Ferrying operations keep the patrol busy. During Army and Air Force training exercises, the major loads are bulldozers, trucks, bridge-building equipment, and supplies. Alled vehicles, too, are accommodated. In one recent operation the patrol shuttled a large number of French Army tanks and trucks across the waterway.
Special ferrying tasks are handled by an awkward looking craft known as the Siebel Ferry. Built by the Germans (in WWII) to carry tanks on the Mediterranean and on Italian rivers, they are self-propelled rafts with parallel pontoons, planked decks and retractable loading ramps on two sides.
Crews vary according to the type of patrol vessel. The fast PRs have an all-American Navy crew of five, commanded by a boatswain’s mate first class. Each LCU carries a 16 to 22-man mixed American Navy and German crew. The Germans are members of the Labor Service Organization and many of them once served in the German Navy. Each unit of the patrol includes a contingent of these Germans qualified in marine skills.
During the Netherlands floods of February, 1953, the patrol earned the gratitude of the stricken Dutch. Like other United States military services in Germany, the patrol did its share to relieve suffering in the flooded areas. Two PRs and two LCUs helped with the rescue of persons and livestock. For almost a month the four boats aided the Hollanders in supply and reconstruction work.
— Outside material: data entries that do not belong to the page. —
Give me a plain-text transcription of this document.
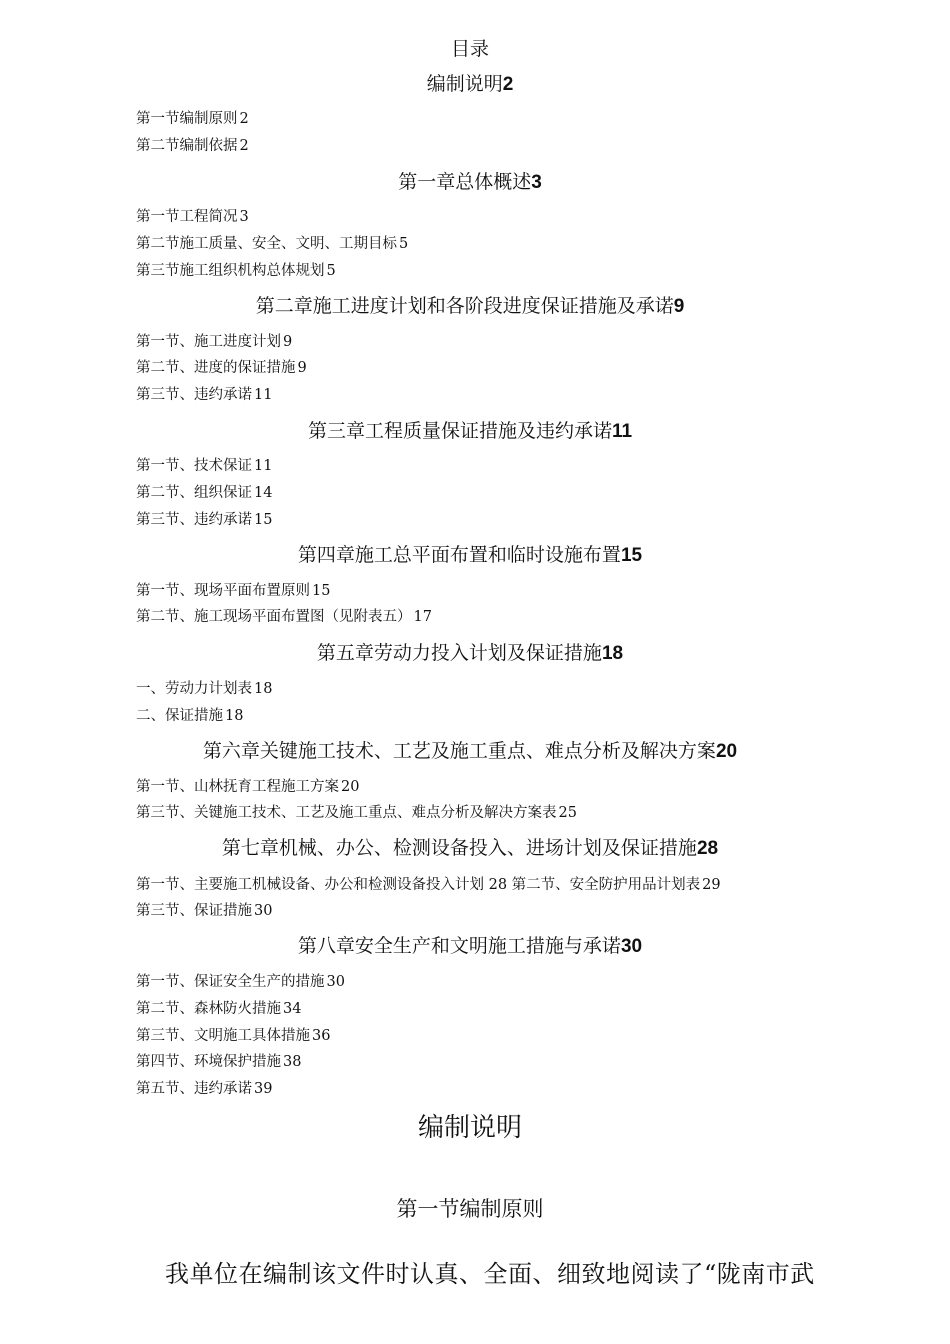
目录
编制说明2
第一节编制原则 2
第二节编制依据 2
第一章总体概述3
第一节工程简况 3
第二节施工质量、安全、文明、工期目标 5
第三节施工组织机构总体规划 5
第二章施工进度计划和各阶段进度保证措施及承诺9
第一节、施工进度计划 9
第二节、进度的保证措施 9
第三节、违约承诺 11
第三章工程质量保证措施及违约承诺11
第一节、技术保证 11
第二节、组织保证 14
第三节、违约承诺 15
第四章施工总平面布置和临时设施布置15
第一节、现场平面布置原则 15
第二节、施工现场平面布置图（见附表五） 17
第五章劳动力投入计划及保证措施18
一、劳动力计划表 18
二、保证措施 18
第六章关键施工技术、工艺及施工重点、难点分析及解决方案20
第一节、山林抚育工程施工方案 20
第三节、关键施工技术、工艺及施工重点、难点分析及解决方案表 25
第七章机械、办公、检测设备投入、进场计划及保证措施28
第一节、主要施工机械设备、办公和检测设备投入计划 28 第二节、安全防护用品计划表 29
第三节、保证措施 30
第八章安全生产和文明施工措施与承诺30
第一节、保证安全生产的措施 30
第二节、森林防火措施 34
第三节、文明施工具体措施 36
第四节、环境保护措施 38
第五节、违约承诺 39
编制说明
第一节编制原则
我单位在编制该文件时认真、全面、细致地阅读了“陇南市武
Duty with the Rhine Patrol involves continuing travel through some of the finest tourist attractions in Europe. The picturesque Rhine Gorge, with its hillside vineyards, crumbling castles and gingerbread villages, has a thousand legends. One of them tells of the siren of the Rock of the Lorelei who sings of the natural beauty around her while combing her golden hair. It is no wonder that an enraptured Rhine skipper might look up too long and let his barge shoal up on a hidden reef. The gorge is the kingdom of the grape and in many languages Rhyne rhymes with wine, Rhin with vin and Rhein with Wein.
Above the vineyards, the cragged castles still bettle down on the rococo towns and the river as they did in the days when their robber-baron owners levied tribute from passing vessels. Some of these freebooters built their “Tollhouses” right in the middle of the Rhine. The Mouse Tower, built on a quartz rock near Bingen Lock, was one of these hold-up points. Later legend tells of the fate of a cruel-hearted tyrant in the tenth century who tried to solve a famine by burning the poor in a barn. According to the legend, he was pursued into the tower by thousands of indignant mice and devoured alive.
To make their “seafaring” life more unusual, the crews of the Rhine River Patrol are armed with carbines, carry full field packs on occasion and take their turn rustling up meals when their vessel is on a lengthy river patrol. The duty is not all hurricane decks, navigation and channel soundings either. The men receive considerable land training and their 42-man drill team, one of the finest in the European Command, represented the Navy at the Armed Forces Day observance at the Olympic Stadium in Berlin. Many consider the Rhine River Patrol choice duty and there is always a waiting list of applicants. It may lack some of the glamor of the high seas, but it has many attractions.